そして使用者の聖魂に触れるには解放の呪文を唱えてからじゃないとダメだし……
『ふむ、まぁ正直なところその辺は勘が働いたのだ』
「勘?」
『ああ。彼女が我に触れた時、凄まじい量の魔力反応を感じた。その上、少し特殊な魔力循環を持っていたことが分かったのだ』
「特殊な魔力循環ですか?」
『普通人の体内を循環する魔力の流れは一定であり、規則性がある。まぁシオンみたいな魔力バカだと話は変わってくるがな』
「悪かったな、魔力バカで。でもその話だとリラちゃんの魔力循環って……」
「かなり不規則なものになっている。お前ほどではないが、魔力量も相当なものだ。そしてその魔力量が彼女の体内に流れる魔力の不規則循環に拍車をかけている」
つまり、リラちゃんの魔力の流れが不安定でかつその膨大な魔力量のせいで更に悪化させているってわけか。

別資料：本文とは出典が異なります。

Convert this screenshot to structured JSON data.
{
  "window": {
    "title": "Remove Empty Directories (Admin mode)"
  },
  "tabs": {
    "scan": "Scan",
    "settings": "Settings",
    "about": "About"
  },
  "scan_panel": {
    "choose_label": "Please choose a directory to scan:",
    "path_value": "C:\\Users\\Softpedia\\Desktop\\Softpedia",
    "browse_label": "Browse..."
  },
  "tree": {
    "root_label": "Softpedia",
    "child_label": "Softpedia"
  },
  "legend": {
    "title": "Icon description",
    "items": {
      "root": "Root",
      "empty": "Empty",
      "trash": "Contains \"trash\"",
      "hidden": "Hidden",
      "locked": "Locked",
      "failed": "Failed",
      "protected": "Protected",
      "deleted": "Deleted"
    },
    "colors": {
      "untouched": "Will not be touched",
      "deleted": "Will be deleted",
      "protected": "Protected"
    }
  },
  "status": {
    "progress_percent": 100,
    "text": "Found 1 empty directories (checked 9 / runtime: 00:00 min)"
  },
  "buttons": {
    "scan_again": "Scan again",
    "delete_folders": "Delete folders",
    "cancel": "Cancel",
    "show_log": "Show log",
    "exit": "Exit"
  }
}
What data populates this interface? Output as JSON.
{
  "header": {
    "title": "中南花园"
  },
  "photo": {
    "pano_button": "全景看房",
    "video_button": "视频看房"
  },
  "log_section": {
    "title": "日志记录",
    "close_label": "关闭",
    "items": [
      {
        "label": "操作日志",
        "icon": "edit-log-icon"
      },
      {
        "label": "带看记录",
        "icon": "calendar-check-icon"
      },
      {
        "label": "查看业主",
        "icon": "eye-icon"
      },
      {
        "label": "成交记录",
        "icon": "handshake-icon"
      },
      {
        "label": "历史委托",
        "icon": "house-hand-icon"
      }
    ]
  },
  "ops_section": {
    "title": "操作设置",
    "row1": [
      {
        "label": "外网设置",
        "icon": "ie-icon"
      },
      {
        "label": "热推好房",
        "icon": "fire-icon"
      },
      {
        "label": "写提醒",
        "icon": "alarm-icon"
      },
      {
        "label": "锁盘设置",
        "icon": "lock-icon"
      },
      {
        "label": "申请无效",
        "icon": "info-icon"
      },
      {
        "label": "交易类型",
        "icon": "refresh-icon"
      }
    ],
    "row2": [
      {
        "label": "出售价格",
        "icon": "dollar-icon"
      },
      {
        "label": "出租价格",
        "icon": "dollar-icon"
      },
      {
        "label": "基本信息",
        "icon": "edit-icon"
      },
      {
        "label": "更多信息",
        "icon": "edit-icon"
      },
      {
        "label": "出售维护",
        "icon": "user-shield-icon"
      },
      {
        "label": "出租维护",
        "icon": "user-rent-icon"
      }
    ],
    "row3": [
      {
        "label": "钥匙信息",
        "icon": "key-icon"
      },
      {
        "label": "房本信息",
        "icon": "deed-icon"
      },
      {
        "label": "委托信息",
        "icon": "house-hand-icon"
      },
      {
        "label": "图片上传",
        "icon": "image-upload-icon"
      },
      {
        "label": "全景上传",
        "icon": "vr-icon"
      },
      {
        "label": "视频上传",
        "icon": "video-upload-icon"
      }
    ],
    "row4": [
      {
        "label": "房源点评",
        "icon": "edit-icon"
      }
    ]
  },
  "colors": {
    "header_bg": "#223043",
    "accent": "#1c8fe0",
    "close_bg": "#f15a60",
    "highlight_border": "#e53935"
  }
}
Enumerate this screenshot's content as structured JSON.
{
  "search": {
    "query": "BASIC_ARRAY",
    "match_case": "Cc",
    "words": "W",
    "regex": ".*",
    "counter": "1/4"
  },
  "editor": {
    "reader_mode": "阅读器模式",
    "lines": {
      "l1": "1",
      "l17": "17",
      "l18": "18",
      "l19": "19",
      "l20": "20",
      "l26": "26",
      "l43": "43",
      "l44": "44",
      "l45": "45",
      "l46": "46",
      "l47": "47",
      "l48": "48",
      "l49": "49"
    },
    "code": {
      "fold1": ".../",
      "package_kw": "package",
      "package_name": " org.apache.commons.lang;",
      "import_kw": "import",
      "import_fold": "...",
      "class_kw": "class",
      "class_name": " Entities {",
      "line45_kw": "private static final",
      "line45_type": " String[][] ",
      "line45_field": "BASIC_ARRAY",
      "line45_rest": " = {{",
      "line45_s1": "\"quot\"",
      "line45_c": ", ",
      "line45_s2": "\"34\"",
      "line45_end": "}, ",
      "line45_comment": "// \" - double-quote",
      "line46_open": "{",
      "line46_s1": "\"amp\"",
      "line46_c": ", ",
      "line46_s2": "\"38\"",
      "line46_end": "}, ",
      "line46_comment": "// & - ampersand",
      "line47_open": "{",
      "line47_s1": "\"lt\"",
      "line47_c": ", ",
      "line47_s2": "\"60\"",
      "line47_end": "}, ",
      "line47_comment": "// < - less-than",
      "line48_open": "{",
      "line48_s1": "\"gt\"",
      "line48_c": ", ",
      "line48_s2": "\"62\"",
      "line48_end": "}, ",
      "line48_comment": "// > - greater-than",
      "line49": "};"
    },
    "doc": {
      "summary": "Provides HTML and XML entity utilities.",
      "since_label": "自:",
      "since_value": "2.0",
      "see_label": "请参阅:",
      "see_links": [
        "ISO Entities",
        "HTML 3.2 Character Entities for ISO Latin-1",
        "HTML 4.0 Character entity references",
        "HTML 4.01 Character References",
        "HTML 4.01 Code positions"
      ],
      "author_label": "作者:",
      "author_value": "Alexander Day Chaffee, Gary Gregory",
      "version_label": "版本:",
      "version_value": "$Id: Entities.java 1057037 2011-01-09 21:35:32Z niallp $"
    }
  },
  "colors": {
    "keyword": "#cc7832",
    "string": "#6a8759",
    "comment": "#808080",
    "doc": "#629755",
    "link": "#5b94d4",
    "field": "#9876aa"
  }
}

『最初は考えすぎかと思っていたが、リミッターの下限をできる限りまで下げておいて良かった。当初考えていたリミッター制限であれば人格の変化は避けられなかっただろう』
「となればグランがさっき言っていた仮説に信憑性が出てくるな。でもその話の筋だと魔力制御だけじゃ、人格のコントロールは出来ても聖威剣からの力の解放は半減してしまうんじゃないか?」
『その通りだ』
「えっと、つまり人格の変化に対応できても本来の力が発揮できないということでしょうか?」
『端的に言えばそうなる。お前の力の源は魔力を媒体に聖威剣が不規則性を持つ魔力循環を促進させているからだ。その代償が人格の変異と深く繋がっている。我はそう見ている』
「でもリラちゃんの人格変異って生まれ持ったものじゃ? 確か多重人格合併症だったけ?」
「はい……」
リラちゃんがコクリと頷くと、
『ならばリラよ、お前に一つ聞きたいことがある』
「な、なんでしょうか?」
『勇者になってから自分の人格変異を自己認識したことはあったか? なんでもいい。突然、自分の理性を奪われるような出来事はあったか?』
リラちゃんはうーんと考え込むが、はっと何かを思いつくように表情を変えた。
「そういえば勇者になってから前みたいに突然もう一つの人格が出てくることはなくなった気がします。前は感情の高ぶりとか何か心に影響するきっかけがあって発現していたみたいですが、勇者になってからそのような話は聞いていません。その……変異している時の記憶がないのではっきりとは言えませんが」
『ふむ、ならば聖魂を覚醒させた時に変異のトリガーが変わったのだろうな』
「聖威剣の解放が感情の変化で起きていた人格変異のきっかけに変わったと?」
『そういうことだ。そしてこれら全ての仮説が正しければリラの体内の魔力循環さえどうにか制御できれば力のコントロールも可能になる。もちろん理性を保ったままな』
まぁ理論上だとそうなるだろうけど……
「できるのか? そんなことが……」
『さぁな。それは彼女次第だ。最悪下手に力の制御を誤れば本来の彼女が持つ人格が飲み込まれてしまう可能性だってある』
「それって今のリラちゃんの人格が……」
『跡形もなく吹き飛ぶということだ』
「そんな……」
やろうにも一生モノになるかもしれない危険な賭けになるってことか。
そんなこと正直、させるわけにはいかない。
知っているなら、尚更だ。
でもそうはいかないんだろうな。
『リラよ、どうする? 今の話を聞いてなお、もう一つの自分と向き合ってみる気はあるか?」
グランの問いはもはや意味を為していなかった。
彼女の顔はもう戦う人間のものになっていた。
そしてリラちゃんは深く息を吸うと、ただ一言……決意を示した。